Blog

  • The real freedom

    I heard my classmate’s description about his TOK class. It’s seems horrible situation, but I learn something from him. Why do I try to find the real freedom? I ask myself,I try to remind myself that this is nothing more than the “boiling frog” phenomenon.

  • Passion

    I am G11 student, life very busy with IB, homework, IA and TOK essay. Sometimes I feel stress and anxious, like my mind full of worry about grade or future university.
    Last month I start read some simple book about Buddhism, not very deep one, just basic idea. The most thing attract me is “impermanence”.

    Everything change, nothing stay same forever. Like my bad score in math test, it feel terrible now, but maybe next month I improve, or even if not, it will pass. When I think like this, I feel less pressure. Before I always think “I must get 7 in every subject or I fail life”, but now I try accept that good and bad both come and go.

  • Sadness

    Woke up to that weird hazy sunlight again — the kind that makes you question whether it’s actually morning or just the city refusing to let the night go. Coffee tasted bitterer than usual, probably because I stayed up way too late scrolling through random threads and pretending I was “researching.” Lies.

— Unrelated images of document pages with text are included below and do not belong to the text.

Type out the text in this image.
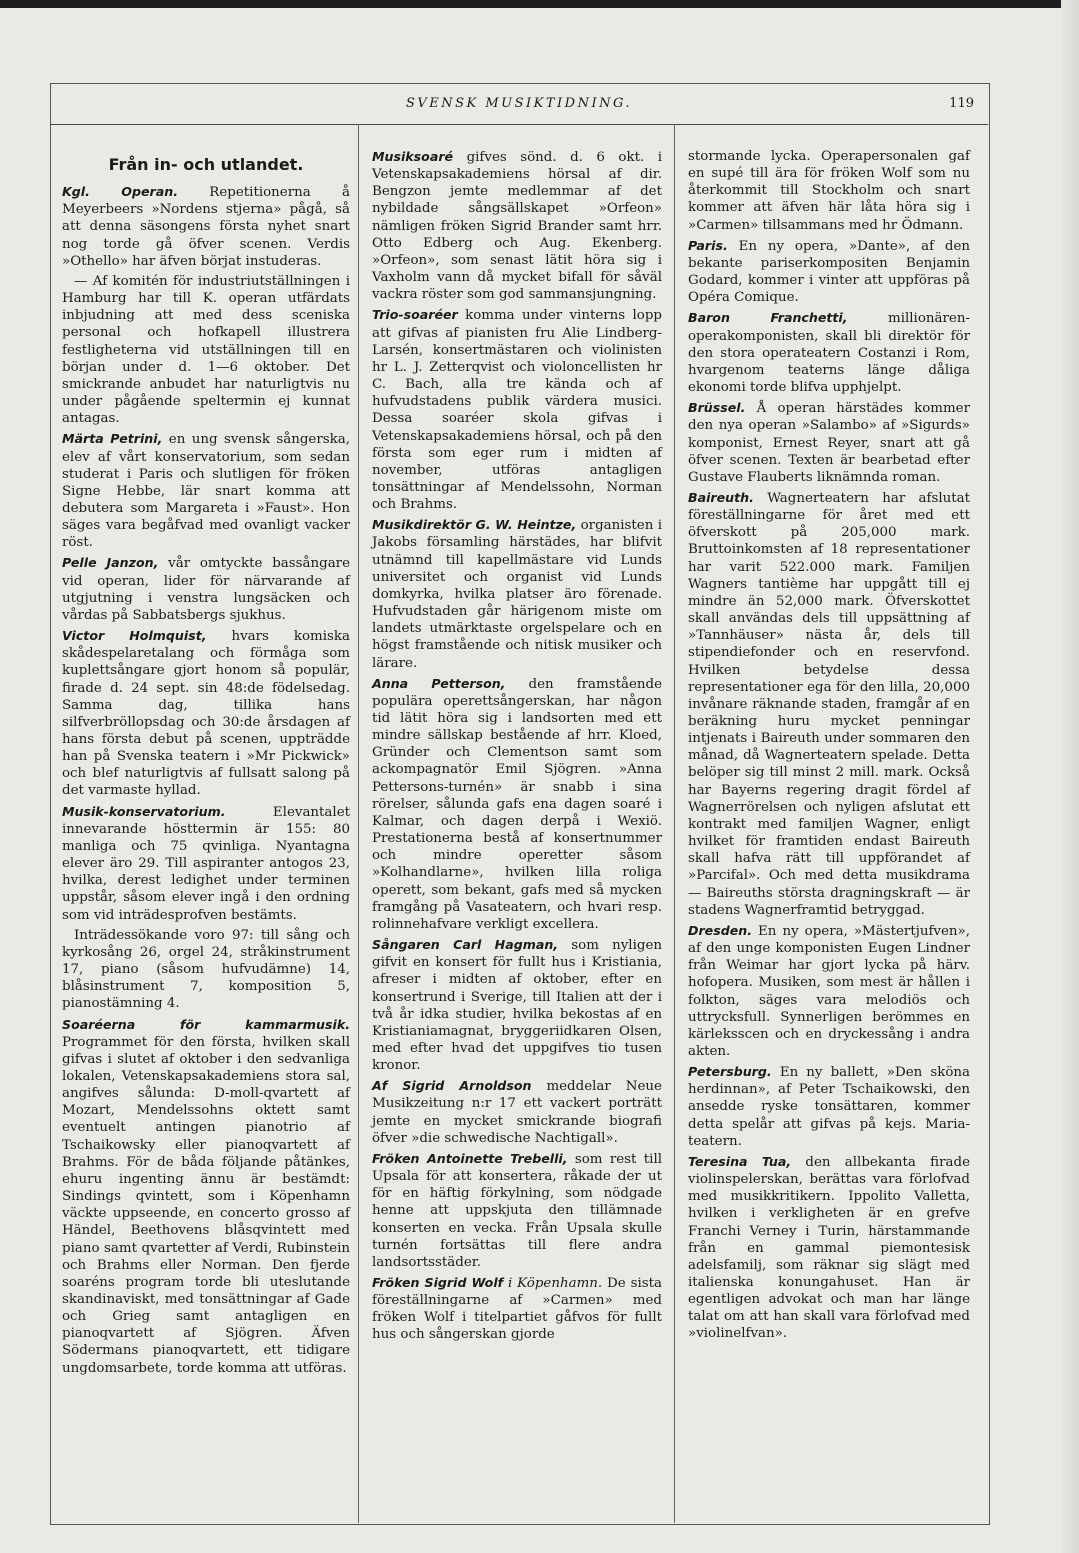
SVENSK MUSIKTIDNING.	119

Från in- och utlandet.

Kgl. Operan. Repetitionerna å Meyerbeers »Nordens stjerna» pågå, så att denna säsongens första nyhet snart nog torde gå öfver scenen. Verdis »Othello» har äfven börjat instuderas.

— Af komitén för industriutställningen i Hamburg har till K. operan utfärdats inbjudning att med dess sceniska personal och hofkapell illustrera festligheterna vid utställningen till en början under d. 1—6 oktober. Det smickrande anbudet har naturligtvis nu under pågående speltermin ej kunnat antagas.

Märta Petrini, en ung svensk sångerska, elev af vårt konservatorium, som sedan studerat i Paris och slutligen för fröken Signe Hebbe, lär snart komma att debutera som Margareta i »Faust». Hon säges vara begåfvad med ovanligt vacker röst.

Pelle Janzon, vår omtyckte bassångare vid operan, lider för närvarande af utgjutning i venstra lungsäcken och vårdas på Sabbatsbergs sjukhus.

Victor Holmquist, hvars komiska skådespelaretalang och förmåga som kuplettsångare gjort honom så populär, firade d. 24 sept. sin 48:de födelsedag. Samma dag, tillika hans silfverbröllopsdag och 30:de årsdagen af hans första debut på scenen, uppträdde han på Svenska teatern i »Mr Pickwick» och blef naturligtvis af fullsatt salong på det varmaste hyllad.

Musik-konservatorium.	Elevantalet innevarande hösttermin är 155: 80 manliga och 75 qvinliga. Nyantagna elever äro 29. Till aspiranter antogos 23, hvilka, derest ledighet under terminen uppstår, såsom elever ingå i den ordning som vid inträdesprofven bestämts.

Inträdessökande voro 97: till sång och kyrkosång 26, orgel 24, stråkinstrument 17, piano (såsom hufvudämne) 14, blåsinstrument 7, komposition 5, pianostämning 4.

Soaréerna för kammarmusik. Programmet för den första, hvilken skall gifvas i slutet af oktober i den sedvanliga lokalen, Vetenskapsakademiens stora sal, angifves sålunda: D-moll-qvartett af Mozart, Mendelssohns oktett samt eventuelt antingen pianotrio af Tschaikowsky eller pianoqvartett af Brahms. För de båda följande påtänkes, ehuru ingenting ännu är bestämdt: Sindings qvintett, som i Köpenhamn väckte uppseende, en concerto grosso af Händel, Beethovens blåsqvintett med piano samt qvartetter af Verdi, Rubinstein och Brahms eller Norman. Den fjerde soaréns program torde bli uteslutande skandinaviskt, med tonsättningar af Gade och Grieg samt antagligen en pianoqvartett af Sjögren. Äfven Södermans pianoqvartett, ett tidigare ungdomsarbete, torde komma att utföras.

Musiksoaré gifves sönd. d. 6 okt. i Vetenskapsakademiens hörsal af dir. Bengzon jemte medlemmar af det nybildade sångsällskapet »Orfeon» nämligen fröken Sigrid Brander samt hrr. Otto Edberg och Aug. Ekenberg. »Orfeon», som senast lätit höra sig i Vaxholm vann då mycket bifall för såväl vackra röster som god sammansjungning.

Trio-soaréer komma under vinterns lopp att gifvas af pianisten fru Alie Lindberg-Larsén, konsertmästaren och violinisten hr L. J. Zetterqvist och violoncellisten hr C. Bach, alla tre kända och af hufvudstadens publik värdera musici. Dessa soaréer skola gifvas i Vetenskapsakademiens hörsal, och på den första som eger rum i midten af november, utföras antagligen tonsättningar af Mendelssohn, Norman och Brahms.

Musikdirektör G. W. Heintze, organisten i Jakobs församling härstädes, har blifvit utnämnd till kapellmästare vid Lunds universitet och organist vid Lunds domkyrka, hvilka platser äro förenade. Hufvudstaden går härigenom miste om landets utmärktaste orgelspelare och en högst framstående och nitisk musiker och lärare.

Anna Petterson, den framstående populära operettsångerskan, har någon tid lätit höra sig i landsorten med ett mindre sällskap bestående af hrr. Kloed, Gründer och Clementson samt som ackompagnatör Emil Sjögren. »Anna Pettersons-turnén» är snabb i sina rörelser, sålunda gafs ena dagen soaré i Kalmar, och dagen derpå i Wexiö. Prestationerna bestå af konsertnummer och mindre operetter såsom »Kolhandlarne», hvilken lilla roliga operett, som bekant, gafs med så mycken framgång på Vasateatern, och hvari resp. rolinnehafvare verkligt excellera.

Sångaren Carl Hagman, som nyligen gifvit en konsert för fullt hus i Kristiania, afreser i midten af oktober, efter en konsertrund i Sverige, till Italien att der i två år idka studier, hvilka bekostas af en Kristianiamagnat, bryggeriidkaren Olsen, med efter hvad det uppgifves tio tusen kronor.

Af Sigrid Arnoldson meddelar Neue Musikzeitung n:r 17 ett vackert porträtt jemte en mycket smickrande biografi öfver »die schwedische Nachtigall».

Fröken Antoinette Trebelli, som rest till Upsala för att konsertera, råkade der ut för en häftig förkylning, som nödgade henne att uppskjuta den tillämnade konserten en vecka. Från Upsala skulle turnén fortsättas till flere andra landsortsstäder.

Fröken Sigrid Wolf i Köpenhamn. De sista föreställningarne af »Carmen» med fröken Wolf i titelpartiet gåfvos för fullt hus och sångerskan gjorde

stormande lycka. Operapersonalen gaf en supé till ära för fröken Wolf som nu återkommit till Stockholm och snart kommer att äfven här låta höra sig i »Carmen» tillsammans med hr Ödmann.

Paris. En ny opera, »Dante», af den bekante pariserkompositen Benjamin Godard, kommer i vinter att uppföras på Opéra Comique.

Baron Franchetti,	millionären-operakomponisten, skall bli direktör för den stora operateatern Costanzi i Rom, hvargenom teaterns länge dåliga ekonomi torde blifva upphjelpt.

Brüssel. Å operan härstädes kommer den nya operan »Salambo» af »Sigurds» komponist, Ernest Reyer, snart att gå öfver scenen. Texten är bearbetad efter Gustave Flauberts liknämnda roman.

Baireuth. Wagnerteatern har afslutat föreställningarne för året med ett öfverskott på 205,000 mark. Bruttoinkomsten af 18 representationer har varit 522.000 mark. Familjen Wagners tantième har uppgått till ej mindre än 52,000 mark. Öfverskottet skall användas dels till uppsättning af »Tannhäuser» nästa år, dels till stipendiefonder och en reservfond. Hvilken betydelse dessa representationer ega för den lilla, 20,000 invånare räknande staden, framgår af en beräkning huru mycket penningar intjenats i Baireuth under sommaren den månad, då Wagnerteatern spelade. Detta belöper sig till minst 2 mill. mark. Också har Bayerns regering dragit fördel af Wagnerrörelsen och nyligen afslutat ett kontrakt med familjen Wagner, enligt hvilket för framtiden endast Baireuth skall hafva rätt till uppförandet af »Parcifal». Och med detta musikdrama — Baireuths största dragningskraft — är stadens Wagnerframtid betryggad.

Dresden. En ny opera, »Mästertjufven», af den unge komponisten Eugen Lindner från Weimar har gjort lycka på härv. hofopera. Musiken, som mest är hållen i folkton, säges vara melodiös och uttrycksfull. Synnerligen berömmes en kärleksscen och en dryckessång i andra akten.

Petersburg. En ny ballett, »Den sköna herdinnan», af Peter Tschaikowski, den ansedde ryske tonsättaren, kommer detta spelår att gifvas på kejs. Maria-teatern.

Teresina Tua, den allbekanta firade violinspelerskan, berättas vara förlofvad med musikkritikern. Ippolito Valletta, hvilken i verkligheten är en grefve Franchi Verney i Turin, härstammande från en gammal piemontesisk adelsfamilj, som räknar sig slägt med italienska konungahuset. Han är egentligen advokat och man har länge talat om att han skall vara förlofvad med »violinelfvan».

I was just avoiding thinking about tomorrow’s to-do list.
    Yesterday was one of those days that felt long in the moment but blurry now that it’s over.

  • Mental Exhaustion

    School dorm lights are off, but my phone glows under the blanket. Rugby bruises throb from afternoon training—coach screaming about commitment while I nod like I’ve got it together. Now the brain won’t shut up. Replays every missed tackle, every half-assed TOK comment in class today. “Why didn’t I speak up?” “Captain should be better.” Then it spirals: uni apps, predicted grades slipping, what if I bomb the EE? What if the team loses because I’m distracted? Round and round, no exit. Energy drains without moving a muscle. Body’s here in the bunk, mind’s already run a marathon through worst-case scenarios.

    Feels stupid. I’m not sick, not injured bad, just… tired in a way sleep won’t fix. Overthinking eats hours I should spend reviewing notes or stretching. Instead I lie here, heart racing over nothing concrete. Friends in the group chat post memes about “lie flat,” but I can’t even do that right—guilt for not grinding harder kicks in. Perfect little loop: think too much → feel drained → think about why I’m drained → more drain.

    One less loop tonight. One more breath.

  • Human Intelligence

    Human wisdom seems kind of fake at night.

    School just let out late—rugby training ran over again, coach yelling about line speed while the floodlights buzz overhead. Locker room smells like sweat and instant noodles from someone’s secret stash.

    I’m supposed to be wise now—captain on the pitch, dissecting TOK in class, balancing hits and hypotheses. But wisdom? It’s not the clean stuff from textbooks or WeChat motivational posts. It’s knowing you’ll get flattened in tomorrow’s scrum and still stepping on the field. Knowing friendships crack under exam stress and still texting “你好吗?” anyway. Knowing the IB path is brutal, the planet’s heating up, yet we keep grinding like it all adds up.

    Smart enough to build rockets and rugby tactics, dumb enough to ghost a friend over a misunderstanding or doom-scroll Xiaohongshu at midnight.

    One more practice. One more sunrise over the smog.

  • The balance between leadership and study

    Trying to balance leadership and actually learning feels like juggling while the floor is moving.

    Rugby practice ended at 5 p.m., but my brain’s still on the field.

    Cleats still muddy by the door, shoulders sore from tackles, lungs raw from sprints. Coach pulled me aside after: “You’re captaining next game—lead by example.” Everyone expects it: calls in the scrum, motivating the lineout, staying late to review plays. It feels good—being the one who holds it together when someone drops the ball or misses a hit. Team chats explode with memes and hype. I reply fast, keep the energy up.

    Maybe balance isn’t equal time. Maybe it’s knowing when to let the scrum collapse a little so the mind can build something lasting.
    Tomorrow I’ll lead again—have to. But tonight I chose one selfish page of reading. No playbook. Just thoughts.


    One breath between hits and hypotheses.